Pada 8 April 2015, pencatatan PUK SPEE FSPMI PT Philips Batam resmi keluar dari Disnaker Batam. Di hari yang sama, salah seorang anggota yang berasal dari Kalimantan langsung di-PHK oleh pihak perusahaan. Meski begitu, Muldi dan kawan-kawan tetap berserikat, dan menyerahkan surat pencatatan dari Disnaker Batam ke pihak perusahaan. Sehari kemudian, tepatnya pada 10 April 2015, barulah mereka semua menerima surat PHK dari perusahaan.
“Yang jadi saksi pembentukan (serikat –red) dengan pengurus, 43 orang. Rata-rata kena PHK semua, cuma beberapa orang yang tidak. Total yang di-PHK semuanya 90 orang, dengan alasan efisiensi.
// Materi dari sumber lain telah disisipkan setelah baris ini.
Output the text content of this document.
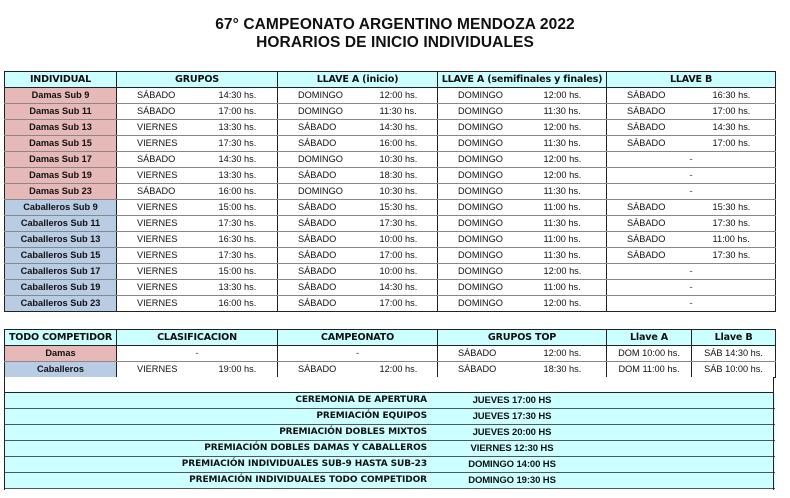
67° CAMPEONATO ARGENTINO MENDOZA 2022
HORARIOS DE INICIO INDIVIDUALES
INDIVIDUAL	GRUPOS		LLAVE A (inicio)		LLAVE A (semifinales y finales)		LLAVE B	
Damas Sub 9	SÁBADO	14:30 hs.	DOMINGO	12:00 hs.	DOMINGO	12:00 hs.	SÁBADO	16:30 hs.
Damas Sub 11	SÁBADO	17:00 hs.	DOMINGO	11:30 hs.	DOMINGO	11:30 hs.	SÁBADO	17:00 hs.
Damas Sub 13	VIERNES	13:30 hs.	SÁBADO	14:30 hs.	DOMINGO	12:00 hs.	SÁBADO	14:30 hs.
Damas Sub 15	VIERNES	17:30 hs.	SÁBADO	16:00 hs.	DOMINGO	11:30 hs.	SÁBADO	17:00 hs.
Damas Sub 17	SÁBADO	14:30 hs.	DOMINGO	10:30 hs.	DOMINGO	12:00 hs.	-	
Damas Sub 19	VIERNES	13:30 hs.	SÁBADO	18:30 hs.	DOMINGO	12:00 hs.	-	
Damas Sub 23	SÁBADO	16:00 hs.	DOMINGO	10:30 hs.	DOMINGO	11:30 hs.	-	
Caballeros Sub 9	VIERNES	15:00 hs.	SÁBADO	15:30 hs.	DOMINGO	11:00 hs.	SÁBADO	15:30 hs.
Caballeros Sub 11	VIERNES	17:30 hs.	SÁBADO	17:30 hs.	DOMINGO	11:30 hs.	SÁBADO	17:30 hs.
Caballeros Sub 13	VIERNES	16:30 hs.	SÁBADO	10:00 hs.	DOMINGO	11:00 hs.	SÁBADO	11:00 hs.
Caballeros Sub 15	VIERNES	17:30 hs.	SÁBADO	17:00 hs.	DOMINGO	11:30 hs.	SÁBADO	17:30 hs.
Caballeros Sub 17	VIERNES	15:00 hs.	SÁBADO	10:00 hs.	DOMINGO	12:00 hs.	-	
Caballeros Sub 19	VIERNES	13:30 hs.	SÁBADO	14:30 hs.	DOMINGO	11:00 hs.	-	
Caballeros Sub 23	VIERNES	16:00 hs.	SÁBADO	17:00 hs.	DOMINGO	12:00 hs.	-	
TODO COMPETIDOR	CLASIFICACION		CAMPEONATO		GRUPOS TOP		Llave A	Llave B
Damas	-		-		SÁBADO	12:00 hs.	DOM 10:00 hs.	SÁB 14:30 hs.
Caballeros	VIERNES	19:00 hs.	SÁBADO	12:00 hs.	SÁBADO	18:30 hs.	DOM 11:00 hs.	SÁB 10:00 hs.
CEREMONIA DE APERTURA	JUEVES 17:00 HS	
PREMIACIÓN EQUIPOS	JUEVES 17:30 HS	
PREMIACIÓN DOBLES MIXTOS	JUEVES 20:00 HS	
PREMIACIÓN DOBLES DAMAS Y CABALLEROS	VIERNES 12:30 HS	
PREMIACIÓN INDIVIDUALES SUB-9 HASTA SUB-23	DOMINGO 14:00 HS	
PREMIACIÓN INDIVIDUALES TODO COMPETIDOR	DOMINGO 19:30 HS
Padahal perusahaan sedang untung. Kami punya bukti-bukti kuat tentang perusahaan sedang untung. 90 orang itu separuh anggota, separuh non anggota. Kebanyakan yang sudah mau habis kontrak, tinggal 1 atau 2 bulan kontraknya,” ujarnya.
Terkait kasus PHK secara sepihak ini, dikatakan Muldi, mereka sudah melaporkannya ke Komisi IV DPRD Batam, Kementerian Tenaga Kerja, hingga ke Komisi IX DPR RI. Mereka juga telah diundang untuk rapat dengar pendapat dengan Komisi IV DPRD Batam, namun belum mendapat solusi. Begitu pula dengan Disnaker Batam, namun belum ditindaklanjuti.
“Saat ini, anggota kami sedang melakukan aksi mogok kerja. Sejak hari Rabu, sudah 4 hari. Senin aksi lagi, rencananya 3 bulan. Tuntutannya, pekerjakan kembali seluruh pengurus dan anggota serikat yang di-PHK secara sepihak,” pungkas Muldi soal aksi mogok kerja itu, yang mengganggu aktifitas produksi perusahaan, karena separuh karyawannya ikut mogok kerja.